次の瞬間、けたたましい銃声が雨のように降り注いで、周囲の地面を抉り抜いた。耳を劈く音にクリミアホワイトが頭を抑えてしゃがみ込む。倒れていた彼の身体が血飛沫を吹き上げながら、衝撃にまるで生きているようにのたうつ。
「九時方向、迎撃用意!」
伍長の発破を受けて、装甲車が銃座を動かし、輸送車から降り立った歩兵が次々に銃を構える。乾いた発砲音が立て続けに響き、降り立ったばかりの歩兵の一人の肩を打ち抜いた。悲鳴がクリミアホワイトの意識を呼び覚ます。
「敵を確認! 歩兵一二、車輛一! 距離は目測四〇〇!」
「単身回り込んで補給隊を狙って来たか、なんて無謀な――このまま応戦をしつつ、前線基地まで進行する! リコー隊は先行して応援要請を! 射撃開始だ、距離を詰めさせるな!」
助手席から降り立った伍長が指示を出し、横列を組んだ歩兵隊が弾幕を張る。
伍長は、地面に横たわるクリミアホワイトを力任せに立ち上がらせた。しゃがんだままガクガクと震える彼女の肩を殴りつけるような強さで叩く。
「クリミアホワイト! しっかりしろ、立て!」
「ぁ、ぁ……ゆ、ユリアンさん。ユリアンさんどこですか、さっきまでそこに立って、なんで、音、ぱぁんって……!」
「いいから立て! 荷車を引くんだ! 引け!」
「敵の進行止まらず! 撃ってきます!」
誰かが叫び、銃弾が降り注ぐ。鋼鉄に穴の空くガガガガっという轟音に、呻き声が混じる。
我を失ったクリミアホワイトの頬が張られた。
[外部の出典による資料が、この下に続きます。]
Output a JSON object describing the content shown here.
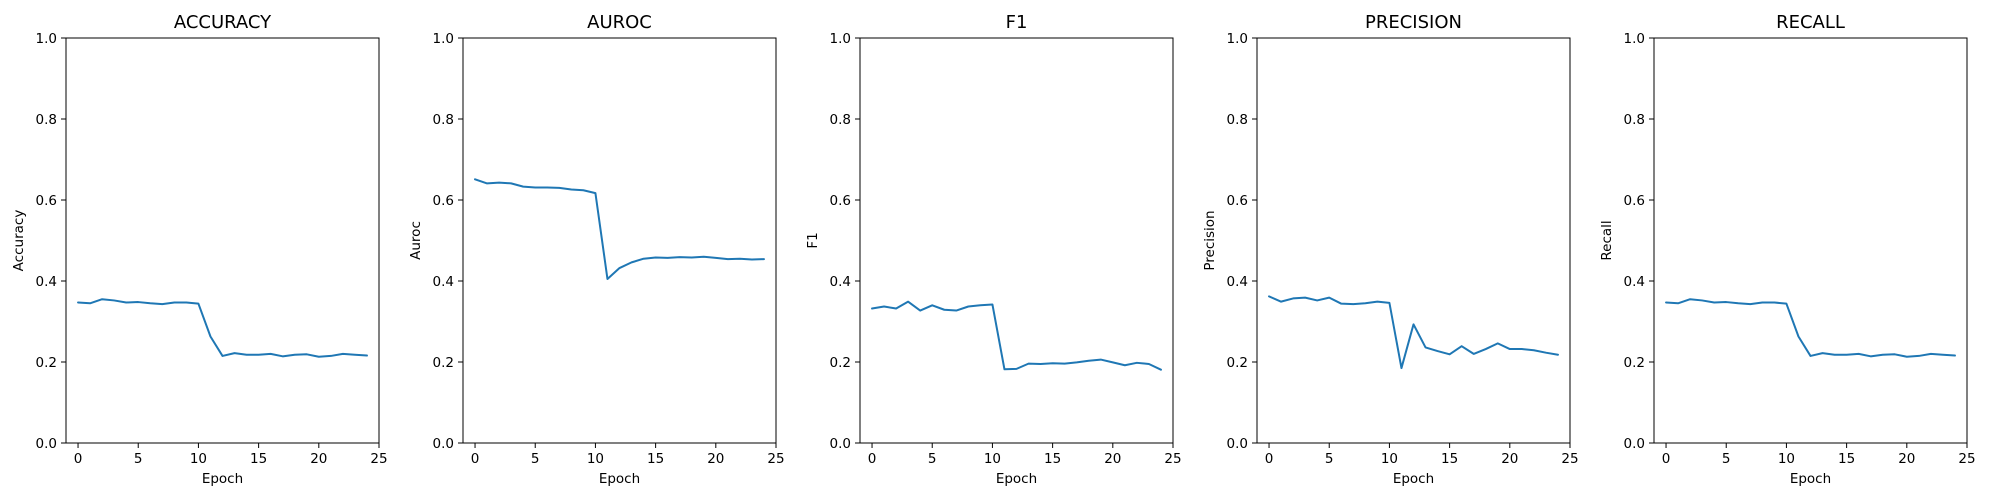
{
  "colors": {
    "series": "#1f77b4"
  },
  "chart_data": [
    {
      "type": "line",
      "title": "ACCURACY",
      "xlabel": "Epoch",
      "ylabel": "Accuracy",
      "xlim": [
        -1,
        25
      ],
      "ylim": [
        0.0,
        1.0
      ],
      "xticks": [
        0,
        5,
        10,
        15,
        20,
        25
      ],
      "yticks": [
        0.0,
        0.2,
        0.4,
        0.6,
        0.8,
        1.0
      ],
      "grid": false,
      "x": [
        0,
        1,
        2,
        3,
        4,
        5,
        6,
        7,
        8,
        9,
        10,
        11,
        12,
        13,
        14,
        15,
        16,
        17,
        18,
        19,
        20,
        21,
        22,
        23,
        24
      ],
      "series": [
        {
          "values": [
            0.347,
            0.345,
            0.355,
            0.352,
            0.347,
            0.348,
            0.345,
            0.343,
            0.347,
            0.347,
            0.344,
            0.263,
            0.215,
            0.222,
            0.218,
            0.218,
            0.22,
            0.214,
            0.218,
            0.219,
            0.213,
            0.215,
            0.22,
            0.218,
            0.216
          ]
        }
      ]
    },
    {
      "type": "line",
      "title": "AUROC",
      "xlabel": "Epoch",
      "ylabel": "Auroc",
      "xlim": [
        -1,
        25
      ],
      "ylim": [
        0.0,
        1.0
      ],
      "xticks": [
        0,
        5,
        10,
        15,
        20,
        25
      ],
      "yticks": [
        0.0,
        0.2,
        0.4,
        0.6,
        0.8,
        1.0
      ],
      "grid": false,
      "x": [
        0,
        1,
        2,
        3,
        4,
        5,
        6,
        7,
        8,
        9,
        10,
        11,
        12,
        13,
        14,
        15,
        16,
        17,
        18,
        19,
        20,
        21,
        22,
        23,
        24
      ],
      "series": [
        {
          "values": [
            0.651,
            0.641,
            0.643,
            0.641,
            0.633,
            0.631,
            0.631,
            0.63,
            0.626,
            0.624,
            0.617,
            0.405,
            0.432,
            0.446,
            0.455,
            0.458,
            0.457,
            0.459,
            0.458,
            0.46,
            0.457,
            0.454,
            0.455,
            0.453,
            0.454
          ]
        }
      ]
    },
    {
      "type": "line",
      "title": "F1",
      "xlabel": "Epoch",
      "ylabel": "F1",
      "xlim": [
        -1,
        25
      ],
      "ylim": [
        0.0,
        1.0
      ],
      "xticks": [
        0,
        5,
        10,
        15,
        20,
        25
      ],
      "yticks": [
        0.0,
        0.2,
        0.4,
        0.6,
        0.8,
        1.0
      ],
      "grid": false,
      "x": [
        0,
        1,
        2,
        3,
        4,
        5,
        6,
        7,
        8,
        9,
        10,
        11,
        12,
        13,
        14,
        15,
        16,
        17,
        18,
        19,
        20,
        21,
        22,
        23,
        24
      ],
      "series": [
        {
          "values": [
            0.332,
            0.337,
            0.332,
            0.349,
            0.327,
            0.34,
            0.329,
            0.327,
            0.337,
            0.34,
            0.342,
            0.182,
            0.183,
            0.196,
            0.195,
            0.197,
            0.196,
            0.199,
            0.203,
            0.206,
            0.199,
            0.192,
            0.198,
            0.195,
            0.181
          ]
        }
      ]
    },
    {
      "type": "line",
      "title": "PRECISION",
      "xlabel": "Epoch",
      "ylabel": "Precision",
      "xlim": [
        -1,
        25
      ],
      "ylim": [
        0.0,
        1.0
      ],
      "xticks": [
        0,
        5,
        10,
        15,
        20,
        25
      ],
      "yticks": [
        0.0,
        0.2,
        0.4,
        0.6,
        0.8,
        1.0
      ],
      "grid": false,
      "x": [
        0,
        1,
        2,
        3,
        4,
        5,
        6,
        7,
        8,
        9,
        10,
        11,
        12,
        13,
        14,
        15,
        16,
        17,
        18,
        19,
        20,
        21,
        22,
        23,
        24
      ],
      "series": [
        {
          "values": [
            0.362,
            0.349,
            0.357,
            0.359,
            0.352,
            0.359,
            0.344,
            0.343,
            0.345,
            0.349,
            0.346,
            0.185,
            0.293,
            0.236,
            0.227,
            0.219,
            0.239,
            0.22,
            0.232,
            0.246,
            0.232,
            0.232,
            0.229,
            0.223,
            0.218
          ]
        }
      ]
    },
    {
      "type": "line",
      "title": "RECALL",
      "xlabel": "Epoch",
      "ylabel": "Recall",
      "xlim": [
        -1,
        25
      ],
      "ylim": [
        0.0,
        1.0
      ],
      "xticks": [
        0,
        5,
        10,
        15,
        20,
        25
      ],
      "yticks": [
        0.0,
        0.2,
        0.4,
        0.6,
        0.8,
        1.0
      ],
      "grid": false,
      "x": [
        0,
        1,
        2,
        3,
        4,
        5,
        6,
        7,
        8,
        9,
        10,
        11,
        12,
        13,
        14,
        15,
        16,
        17,
        18,
        19,
        20,
        21,
        22,
        23,
        24
      ],
      "series": [
        {
          "values": [
            0.347,
            0.345,
            0.355,
            0.352,
            0.347,
            0.348,
            0.345,
            0.343,
            0.347,
            0.347,
            0.344,
            0.263,
            0.215,
            0.222,
            0.218,
            0.218,
            0.22,
            0.214,
            0.218,
            0.219,
            0.213,
            0.215,
            0.22,
            0.218,
            0.216
          ]
        }
      ]
    }
  ]
}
無理矢理意識を呼びさました伍長が、彼女の肩を鷲掴み、叫ぶ。
「荷車を引け、クリミアホワイト! お前が引かなければここにいる全員が死ぬ! 務めを果たせ、死にたくなければ足を動かせ!」
「う、うううううううううううううあああああああああ!」
途端に押し寄せてきた死の気配に、クリミアホワイトは叫びながら荷車に手をかけた。もうとっくに限界の迎えている足に必死で力を籠め、地面を蹴る。
銃声がひっきりなりに鳴り響いている。破裂音の連続に、ウマ娘の敏感な耳が痛み、神経をガリガリと削っていく。
「根性を見せろウマ娘! 押せ! 押さなければ死ぬぞ!」
「いやだ! 死にたくない、死にたくない!」
「いいぞその意気だ、死にたくないなら走れ! ――応戦しながら前進! このまま林まで逃げ切るんだ!」
銃声が雨のように轟き、時折その音に肉を貫く音と不運な兵士の悲鳴が続く。荷車に積んだコンテナに次々と風穴が開き、クリミアホワイトの握る手すりに当たってガァンと火花を散らせる。
「ひ――っああああ、うああああああああ!」
半狂乱になりながら、クリミアホワイトは走る。その必死の力に反して、重い荷車はゆっくりとしか進まない。早く逃げないと撃たれるのに。逃げたいという欲求に速度が着いてこない。まるで悪夢に囚われたみたいに、ちっとも前に進まない。
「ジェスが撃たれた! 誰かカバーを!」
「弾幕を絶やすな! 撃て撃て、撃ち続けろ!」
「くそ、早く走れよ! 走れ走れ走れ走れ、走れーー!」
銃撃と、怒号。重すぎる荷車はトロトロとしか進まない。降り注ぐ銃弾の一発でも喰らったら死んでしまう。その恐怖が早く走れと急かすのに、身体が着いてこない。
「死にたくない死にたくない死にたくない……いやだ、死にたく、ない、よぉぉ……!」
涙で顔を濡らし、ガチガチと鳴る歯から恐怖を垂れ流し、クリミアホワイトは歩く。鉛のように重たい足を動かし、恐怖で焼き切れそうな意識で必死に前を向いて。
どこに行くのかも、なんで走るのかも、どうして死にかけているのかさえも分からず、ただ命じられるままに、走る。
一九一四年。複数の国を巻き込んだ、かつてない規模の争いが世界を呑み込んだ。国の未来と威信を懸けた戦争に、誰もが無関係ではいられなかった。
生きるための作物は糧食として軍に徴収された。銃器と戦車を鋳造するために、鉄であれば家族の形見のアクセサリーさえ奪われた。
国民全員が勝利のための献身が命じられた。ラジオや新聞は『最高の名誉』と評して取り立てて、多くの人々を戦場へと駆り出された。
ウマ娘――別世界の存在の名を受け、走るために産まれてくる彼女達もまた、無関係では居られない。
それは人もウマ娘も区別なく、走る事も、生きる事すらもままならない、自由など欠片もない争いの時代だった。